Christ Church Uniting, 1 October 2023

with Matthew 21:23–32 

Stories are elusive.

Words are mysterious.

Meaning hard to pin down.

Between oppressor and oppressed

We hear today one of many stories of the Jewish leaders questioning Jesus’ authority. We’ve been trained to think of this as inappropriate questioning, as disrespectful and dismissive.

But what is the story of the Temple leaders, actually? I am going to follow Richard Swanson’s provocation of the story here. (Drawing on his commentary. he says more here). Could it be that they are, in a Jerusalem oppressed by Rome, thrust into an impossible position akin to the Judenrat under Nazi oppression last century? Forced to become the oppressor’s organ of liaison with the oppressed, the Judenrat, the Jewish leaders, are damned if they do the oppressor’s bidding – by their own as traitors – and damned if they do not – along with their own people under the swords or guns or gas chambers of a far mightier power?

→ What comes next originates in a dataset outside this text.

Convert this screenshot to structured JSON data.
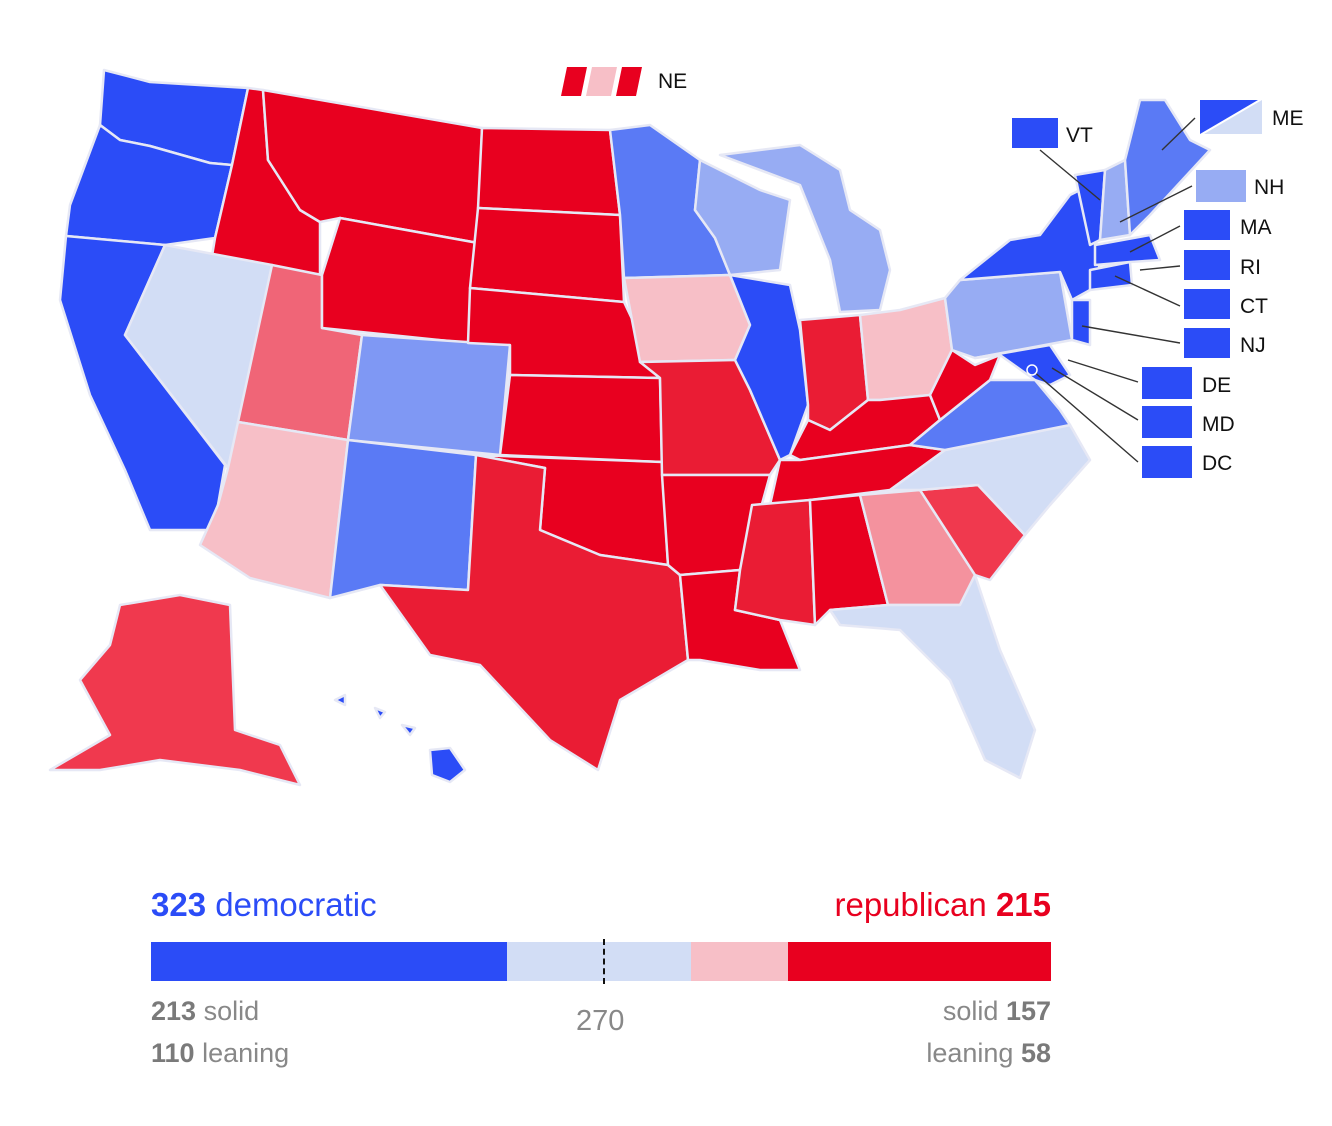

Rome will hear their answer to Jesus’ question in reply to their challenge, and they will lose, either way. They will be punished for support of one rabble-rouser, the Baptiser, John, or for provoking the people who will surely riot if they publicly deny the Baptiser’s God-given authority. ‘We do not know’ perhaps saves not only their own hides, but the lives of the people.

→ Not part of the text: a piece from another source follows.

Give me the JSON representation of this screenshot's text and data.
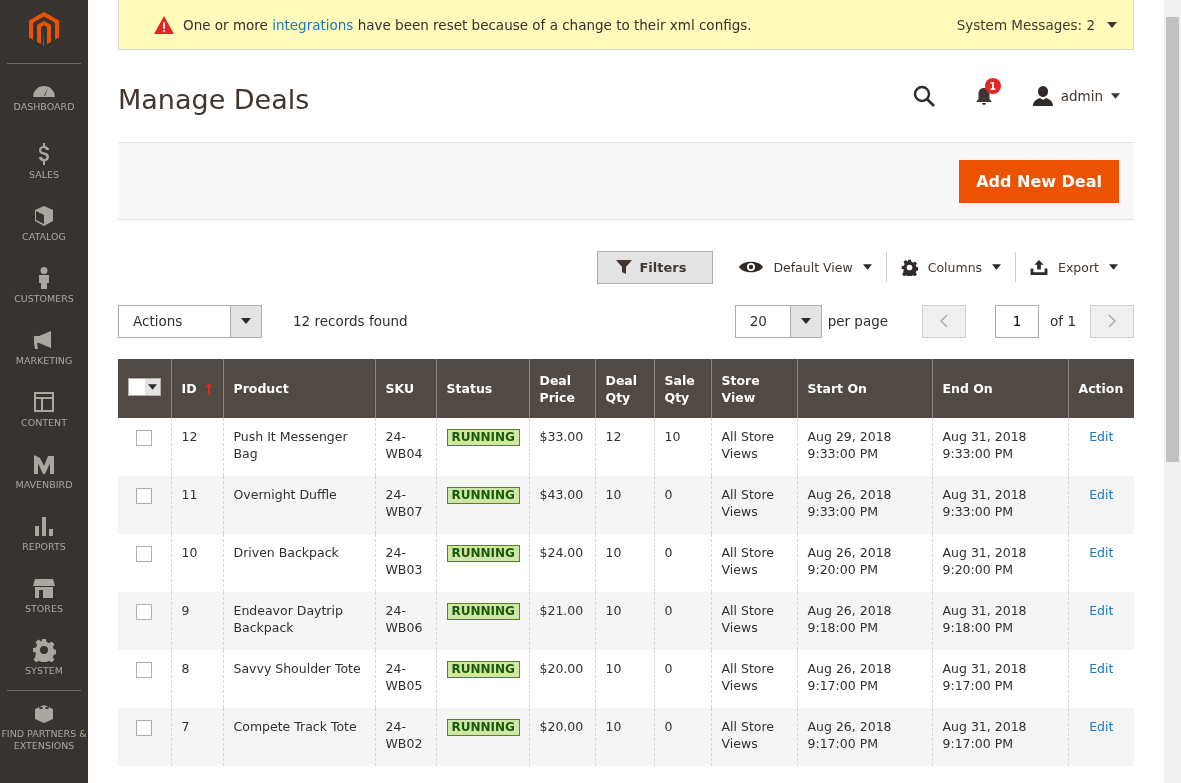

Ooh, hearing the other side of the story can be uncomfortable, can’t it?

Inconvenient.

Listening well to stories

Jesus’s silence, then, on the question of his authority, may not be judgement as we have come to hear it. What if it is also protection for himself and for these leaders and the people? What if Jesus recognises the situation more clearly than the leaders, who surely must ask on what authority this new teacher among them is acting – it’s the responsible thing to do, for is it not what we would do?

And yet. Jesus tells a story that still offers a challenge. He tells a story that asks the hearer, does God’s pleasure come from a promised given but not kept, or from a rejection revoked? The gift of story is not in the answers it provides, but the questions it raises. Sure, it’s an uncomfortable and inconvenient gift at times. But it is a gift. An empowering, invitation of a gift.

What to do now, with such provocation, with such Story? Let’s seriously consider, to what stories we listen, and how we hear them?